The Obama Administration And Krugman Have It Wrong
Paul Krugman was interviewed by the New York Times after the Federal Reserve announced Tuesday that it was doing what traders call "quantitative easing light" as it announced it would roll over maturing mortgage backed securities into U.S. Treasuries. He said in the interview, "The Federal Open Market Committee has spoken. What's my reaction? The Fed's current policy is grossly inadequate, logically bizarre, and slightly – but only slightly – encouraging."
Unfortunately, Paul we can't spend our way out of this recession this time. This isn't a supply side recession, this is a demand side. There isn't demand from consumers that there used to be. Banks are right when they say that the demand for loans just isn't there.
While I do believe that banks are making it harder for consumers that want loans, I also believe that this is rightfully so, so as not to fall back into the same tricks as before. Consumers are not spending on luxuries anymore. The mind set of today's consumer has changed. Sure the super wealthy are still spending and the financial markets have come well off their lows, giving the appearance that things are all well and good. Well they aren't.
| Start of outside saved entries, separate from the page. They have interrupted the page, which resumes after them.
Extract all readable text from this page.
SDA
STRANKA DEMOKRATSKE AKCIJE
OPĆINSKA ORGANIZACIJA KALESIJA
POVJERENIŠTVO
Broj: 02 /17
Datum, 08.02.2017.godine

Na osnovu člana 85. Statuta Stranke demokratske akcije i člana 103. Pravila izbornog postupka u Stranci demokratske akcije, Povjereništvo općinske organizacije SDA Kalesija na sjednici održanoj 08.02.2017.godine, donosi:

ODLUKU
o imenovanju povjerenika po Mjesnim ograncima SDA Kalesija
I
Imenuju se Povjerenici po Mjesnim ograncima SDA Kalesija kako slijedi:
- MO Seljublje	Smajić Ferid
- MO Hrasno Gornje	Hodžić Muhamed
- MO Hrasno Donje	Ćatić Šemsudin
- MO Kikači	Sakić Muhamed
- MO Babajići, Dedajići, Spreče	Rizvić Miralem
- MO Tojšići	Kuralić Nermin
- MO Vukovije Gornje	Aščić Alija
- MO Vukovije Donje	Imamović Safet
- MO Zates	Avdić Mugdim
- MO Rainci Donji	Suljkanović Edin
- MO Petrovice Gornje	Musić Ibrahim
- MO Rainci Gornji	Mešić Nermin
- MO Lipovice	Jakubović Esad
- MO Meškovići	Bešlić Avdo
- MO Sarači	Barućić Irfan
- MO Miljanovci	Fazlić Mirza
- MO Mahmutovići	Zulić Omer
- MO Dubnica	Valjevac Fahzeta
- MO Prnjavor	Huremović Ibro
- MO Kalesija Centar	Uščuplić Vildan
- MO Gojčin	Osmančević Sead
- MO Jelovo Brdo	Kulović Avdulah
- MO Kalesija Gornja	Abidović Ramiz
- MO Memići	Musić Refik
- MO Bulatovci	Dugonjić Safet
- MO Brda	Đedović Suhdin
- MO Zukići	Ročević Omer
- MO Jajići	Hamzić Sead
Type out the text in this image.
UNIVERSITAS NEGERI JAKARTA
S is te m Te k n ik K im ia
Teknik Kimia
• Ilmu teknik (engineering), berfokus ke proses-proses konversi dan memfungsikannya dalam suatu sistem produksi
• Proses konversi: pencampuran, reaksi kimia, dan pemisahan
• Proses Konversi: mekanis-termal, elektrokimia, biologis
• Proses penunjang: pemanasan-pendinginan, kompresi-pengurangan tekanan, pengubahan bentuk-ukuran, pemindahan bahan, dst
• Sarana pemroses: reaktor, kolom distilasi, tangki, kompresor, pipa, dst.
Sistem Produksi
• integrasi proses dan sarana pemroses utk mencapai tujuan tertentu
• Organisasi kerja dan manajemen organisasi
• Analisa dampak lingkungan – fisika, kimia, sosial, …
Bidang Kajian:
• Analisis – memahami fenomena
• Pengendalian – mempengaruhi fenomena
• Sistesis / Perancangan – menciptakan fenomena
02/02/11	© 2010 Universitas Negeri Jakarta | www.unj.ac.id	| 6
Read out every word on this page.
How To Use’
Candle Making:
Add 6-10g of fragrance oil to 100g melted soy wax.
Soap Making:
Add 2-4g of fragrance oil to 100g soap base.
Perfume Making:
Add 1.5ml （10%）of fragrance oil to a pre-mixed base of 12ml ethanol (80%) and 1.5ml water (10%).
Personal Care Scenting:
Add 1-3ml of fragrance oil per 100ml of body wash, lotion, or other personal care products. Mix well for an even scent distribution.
You are seeing consumers pick and choose which retailers survive in this market, as companies that were thriving before are either hurting severely, cutting back to the bare minimum or worse, going out of business. An addiction to debt fueled this recession and you can't put out fire with more gasoline. It simply doesn't work. You need to throw cold water on the problem -- spending and spending and spending isn't going to help if people don't want to take the free money.
Treasury Secretary Tim Geithner wrote an op-ed piece in the New York Times last week entitled 'Welcome to the Recovery.' Well Tim, if this is what the recovery is going to look like, then I hate to see what the next recession looks like as this still feels like a recession to me.
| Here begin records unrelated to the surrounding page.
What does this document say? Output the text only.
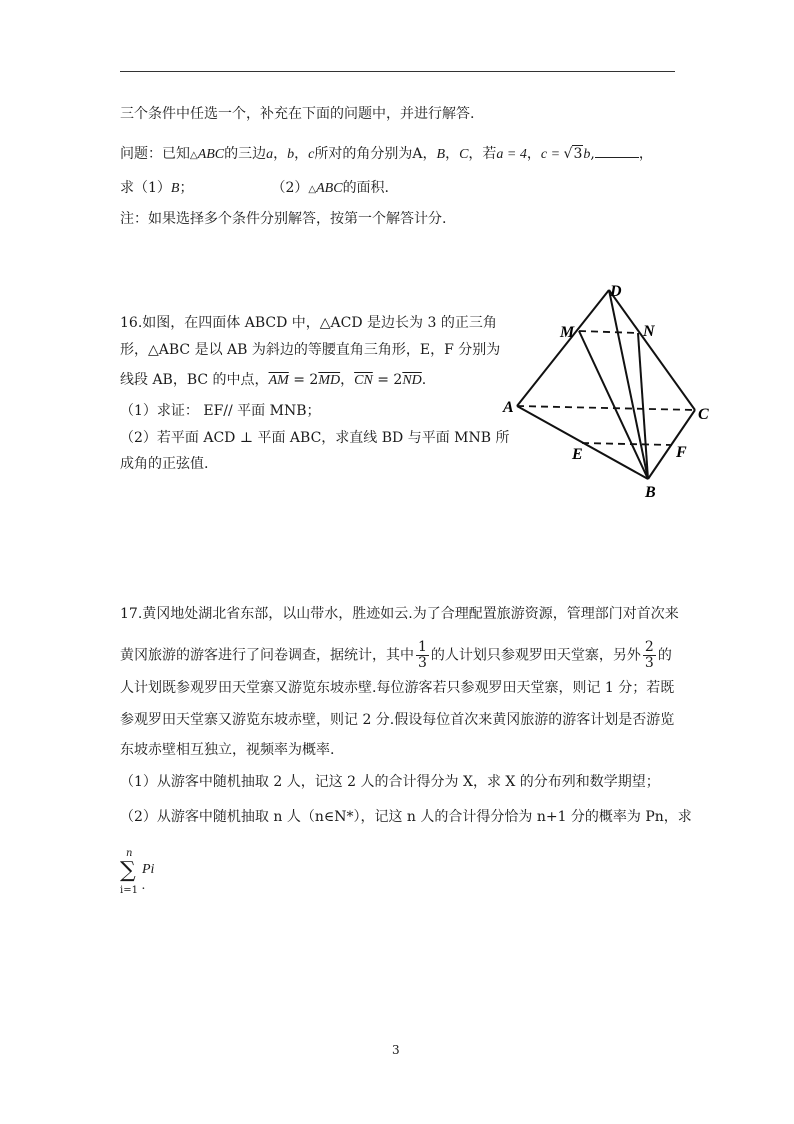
三个条件中任选一个，补充在下面的问题中，并进行解答.
问题：已知△ABC的三边a，b，c所对的角分别为A，B，C，若a = 4，c = √3b,	，
求（1）B；	（2）△ABC的面积.
注：如果选择多个条件分别解答，按第一个解答计分.
16.如图，在四面体 ABCD 中，△ACD 是边长为 3 的正三角
形，△ABC 是以 AB 为斜边的等腰直角三角形，E，F 分别为
线段 AB，BC 的中点，$\overline{AM} = 2\overline{MD}$，$\overline{CN} = 2\overline{ND}$.
（1）求证： EF// 平面 MNB；
（2）若平面 ACD ⊥ 平面 ABC，求直线 BD 与平面 MNB 所
成角的正弦值.
D
M	N
A	C
E	F
B
17.黄冈地处湖北省东部，以山带水，胜迹如云.为了合理配置旅游资源，管理部门对首次来
黄冈旅游的游客进行了问卷调查，据统计，其中 $\frac{1}{3}$ 的人计划只参观罗田天堂寨，另外 $\frac{2}{3}$ 的
人计划既参观罗田天堂寨又游览东坡赤壁.每位游客若只参观罗田天堂寨，则记 1 分；若既
参观罗田天堂寨又游览东坡赤壁，则记 2 分.假设每位首次来黄冈旅游的游客计划是否游览
东坡赤壁相互独立，视频率为概率.
（1）从游客中随机抽取 2 人，记这 2 人的合计得分为 X，求 X 的分布列和数学期望；
（2）从游客中随机抽取 n 人（n∈N*），记这 n 人的合计得分恰为 n+1 分的概率为 Pn，求
n
∑
i=1
Pi .
3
I want to discuss two particular points that are egregious in their claims.
The first piece in the op-ed I want to discuss is Geithner says, "Exports are booming because American companies are very competitive and lead the world in many high-tech industries." Tim, did you not see the trade balance for the month of June? It was horrible, coming in $8 billion worse than expected. This number alone could cause GDP for the second quarter to be cut in half, from 2.7% down to 1.3%. I don't know what part of the country you're in where you see exports booming. I only know what Washington tells me and that isn't a positive number.
The next piece is Geithner goes on to say "The auto industry is coming back, and the Big Three — Chrysler, Ford and General Motors — are now leaner, generating profits despite lower annual sales." While this is true, you can't take credit for Ford. Ford did it without the help of Chapter 11 bankruptcy, potentially putting it at a disadvantage. Instead, the American consumer responded by helping Ford by buying more of their products because it did not take government money.
So while Washington thinks that things are looking up, try asking 90% of the country (the middle and lower class) if things are any better out there. I'll bet you won't like what you hear.